Bond Behavior of Basalt Fiber Reinforced Polymer Bars in Recycled Coarse Aggregate Concrete

Abstract

This study is an experimental investigation of the bond stress–slip behavior of BFRP bars in recycled coarse aggregate concrete using the pull-out experiment. The experimental program contains twenty-three BFRP specimens and twelve specimens with GFRP bars. The pull-out test results of the BFRP and GFRP specimens in recycled coarse aggregate concrete are balanced to those of normal coarse aggregate concrete, which are used as a benchmark. In this study, the influence of major parameters on the BFRP bond performance are investigated: concrete strengths (30, 45, and 60 MPa), bar diameter (8, 10, and 12 mm), and bar bond length (5, 10, and 15d, where d is the diameter of the bar). The effect of the parameters considered is determined on the basis of the increase in the bond resistance. The test findings showed that the bond resistance of BFRP bars in recycled coarse aggregate concrete is highly comparable to that of normal aggregate concrete.
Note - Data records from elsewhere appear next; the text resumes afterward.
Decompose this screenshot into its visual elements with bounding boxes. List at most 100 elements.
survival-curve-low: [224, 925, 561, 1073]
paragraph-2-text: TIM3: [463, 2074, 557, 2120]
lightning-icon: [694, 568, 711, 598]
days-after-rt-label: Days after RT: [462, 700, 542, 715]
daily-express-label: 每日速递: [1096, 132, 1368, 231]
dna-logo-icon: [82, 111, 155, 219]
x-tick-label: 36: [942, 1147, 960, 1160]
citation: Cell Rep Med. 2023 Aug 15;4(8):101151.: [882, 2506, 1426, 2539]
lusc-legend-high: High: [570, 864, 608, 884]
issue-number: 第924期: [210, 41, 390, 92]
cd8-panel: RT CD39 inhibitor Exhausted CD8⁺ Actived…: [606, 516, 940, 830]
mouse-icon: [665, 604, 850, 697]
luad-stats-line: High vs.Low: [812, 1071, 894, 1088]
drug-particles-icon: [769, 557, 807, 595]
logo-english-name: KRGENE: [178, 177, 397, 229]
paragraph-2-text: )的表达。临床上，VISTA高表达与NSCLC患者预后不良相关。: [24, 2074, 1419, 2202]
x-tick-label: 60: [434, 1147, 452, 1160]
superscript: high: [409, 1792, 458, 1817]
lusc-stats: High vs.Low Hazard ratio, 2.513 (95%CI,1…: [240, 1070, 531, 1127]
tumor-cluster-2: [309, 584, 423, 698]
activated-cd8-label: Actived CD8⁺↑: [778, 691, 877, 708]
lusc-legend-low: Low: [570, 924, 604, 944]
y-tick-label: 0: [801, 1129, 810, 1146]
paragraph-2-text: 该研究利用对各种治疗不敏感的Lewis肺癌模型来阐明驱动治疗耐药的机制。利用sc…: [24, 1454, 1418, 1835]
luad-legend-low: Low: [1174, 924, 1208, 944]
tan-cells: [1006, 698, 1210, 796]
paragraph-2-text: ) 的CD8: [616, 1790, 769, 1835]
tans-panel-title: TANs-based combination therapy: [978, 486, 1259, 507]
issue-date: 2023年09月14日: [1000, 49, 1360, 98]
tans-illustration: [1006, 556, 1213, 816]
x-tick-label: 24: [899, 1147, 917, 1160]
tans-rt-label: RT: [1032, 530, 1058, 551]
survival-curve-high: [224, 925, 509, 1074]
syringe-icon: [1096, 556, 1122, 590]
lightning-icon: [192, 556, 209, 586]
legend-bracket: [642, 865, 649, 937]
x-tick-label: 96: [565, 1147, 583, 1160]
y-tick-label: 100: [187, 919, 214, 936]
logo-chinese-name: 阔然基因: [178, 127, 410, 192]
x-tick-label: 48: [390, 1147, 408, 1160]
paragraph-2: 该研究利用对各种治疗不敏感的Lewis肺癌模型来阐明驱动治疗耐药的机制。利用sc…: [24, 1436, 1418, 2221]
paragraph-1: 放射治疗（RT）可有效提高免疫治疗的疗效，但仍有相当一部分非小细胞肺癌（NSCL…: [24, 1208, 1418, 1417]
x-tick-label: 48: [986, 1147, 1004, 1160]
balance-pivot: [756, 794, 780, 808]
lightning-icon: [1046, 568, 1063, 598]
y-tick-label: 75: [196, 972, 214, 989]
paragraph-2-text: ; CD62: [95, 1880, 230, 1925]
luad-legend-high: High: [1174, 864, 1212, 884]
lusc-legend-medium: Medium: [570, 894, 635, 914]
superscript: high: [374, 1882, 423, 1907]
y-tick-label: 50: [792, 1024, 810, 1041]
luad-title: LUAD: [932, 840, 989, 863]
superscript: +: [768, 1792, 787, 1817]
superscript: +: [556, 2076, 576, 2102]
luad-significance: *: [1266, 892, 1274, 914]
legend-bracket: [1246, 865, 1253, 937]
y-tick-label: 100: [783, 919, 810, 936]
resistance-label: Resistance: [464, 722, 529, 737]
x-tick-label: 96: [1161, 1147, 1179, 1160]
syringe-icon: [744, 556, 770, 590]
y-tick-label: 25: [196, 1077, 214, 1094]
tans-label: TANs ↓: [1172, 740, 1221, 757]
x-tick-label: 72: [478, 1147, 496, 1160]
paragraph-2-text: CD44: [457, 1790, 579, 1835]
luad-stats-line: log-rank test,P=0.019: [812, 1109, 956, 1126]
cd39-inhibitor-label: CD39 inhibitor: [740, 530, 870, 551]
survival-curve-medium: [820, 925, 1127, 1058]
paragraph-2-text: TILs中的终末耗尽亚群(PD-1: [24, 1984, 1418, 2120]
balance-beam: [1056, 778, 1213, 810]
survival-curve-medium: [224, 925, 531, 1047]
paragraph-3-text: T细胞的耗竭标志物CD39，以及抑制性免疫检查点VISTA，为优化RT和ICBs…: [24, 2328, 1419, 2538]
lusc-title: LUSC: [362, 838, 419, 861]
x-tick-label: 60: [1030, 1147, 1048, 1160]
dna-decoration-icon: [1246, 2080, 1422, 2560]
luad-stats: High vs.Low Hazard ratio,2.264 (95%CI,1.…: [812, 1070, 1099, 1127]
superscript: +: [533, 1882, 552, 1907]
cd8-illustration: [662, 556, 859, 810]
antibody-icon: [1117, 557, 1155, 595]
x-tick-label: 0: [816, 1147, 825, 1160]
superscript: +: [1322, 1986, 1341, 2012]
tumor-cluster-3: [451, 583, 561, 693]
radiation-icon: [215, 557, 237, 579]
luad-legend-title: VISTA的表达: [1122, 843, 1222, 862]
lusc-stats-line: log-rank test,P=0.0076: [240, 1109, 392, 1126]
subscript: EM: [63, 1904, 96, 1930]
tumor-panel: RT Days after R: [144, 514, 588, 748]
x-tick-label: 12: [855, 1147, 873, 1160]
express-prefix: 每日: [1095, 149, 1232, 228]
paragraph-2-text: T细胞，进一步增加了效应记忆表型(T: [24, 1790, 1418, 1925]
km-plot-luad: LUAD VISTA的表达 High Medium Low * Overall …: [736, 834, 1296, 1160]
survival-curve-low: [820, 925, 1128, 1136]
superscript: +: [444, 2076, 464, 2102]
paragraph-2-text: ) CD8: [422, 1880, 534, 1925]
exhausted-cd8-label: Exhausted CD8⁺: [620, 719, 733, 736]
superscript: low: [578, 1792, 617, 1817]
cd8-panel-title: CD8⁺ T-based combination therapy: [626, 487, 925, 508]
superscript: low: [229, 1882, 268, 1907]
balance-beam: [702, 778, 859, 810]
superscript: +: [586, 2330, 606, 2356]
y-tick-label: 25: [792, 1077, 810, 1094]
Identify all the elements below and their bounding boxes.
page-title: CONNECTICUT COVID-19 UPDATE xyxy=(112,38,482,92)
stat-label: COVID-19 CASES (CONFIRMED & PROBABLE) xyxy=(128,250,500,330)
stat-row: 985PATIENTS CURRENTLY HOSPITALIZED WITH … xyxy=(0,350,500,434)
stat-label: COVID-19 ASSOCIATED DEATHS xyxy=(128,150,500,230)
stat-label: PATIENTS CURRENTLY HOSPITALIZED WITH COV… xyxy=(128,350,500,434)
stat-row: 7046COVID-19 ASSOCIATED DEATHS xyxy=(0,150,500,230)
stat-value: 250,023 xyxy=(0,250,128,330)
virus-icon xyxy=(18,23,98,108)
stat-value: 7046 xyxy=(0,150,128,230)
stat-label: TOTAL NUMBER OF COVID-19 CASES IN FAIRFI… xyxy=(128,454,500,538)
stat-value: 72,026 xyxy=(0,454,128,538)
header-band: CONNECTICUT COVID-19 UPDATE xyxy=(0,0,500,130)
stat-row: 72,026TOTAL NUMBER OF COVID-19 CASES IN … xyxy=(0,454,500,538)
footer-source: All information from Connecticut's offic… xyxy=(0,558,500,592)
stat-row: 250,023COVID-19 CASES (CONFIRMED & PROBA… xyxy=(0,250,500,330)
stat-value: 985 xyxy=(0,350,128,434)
In addition, the BFRP bar pull-out failure is not governing when a bar bond length of 10 or 15d, or high concrete strength of 45 or 60 MPa, is utilized. Theoretical equations from the literature that predict the bond resistance and bond stress–slip performance for FRP reinforced concrete are compared to the experimental results of this study. It is found that the equation described by Orangun and colleagues can accurately predict the bond resistance for BFRP bars in recycled coarse aggregate concrete with an average of 86% compared to the experimental results.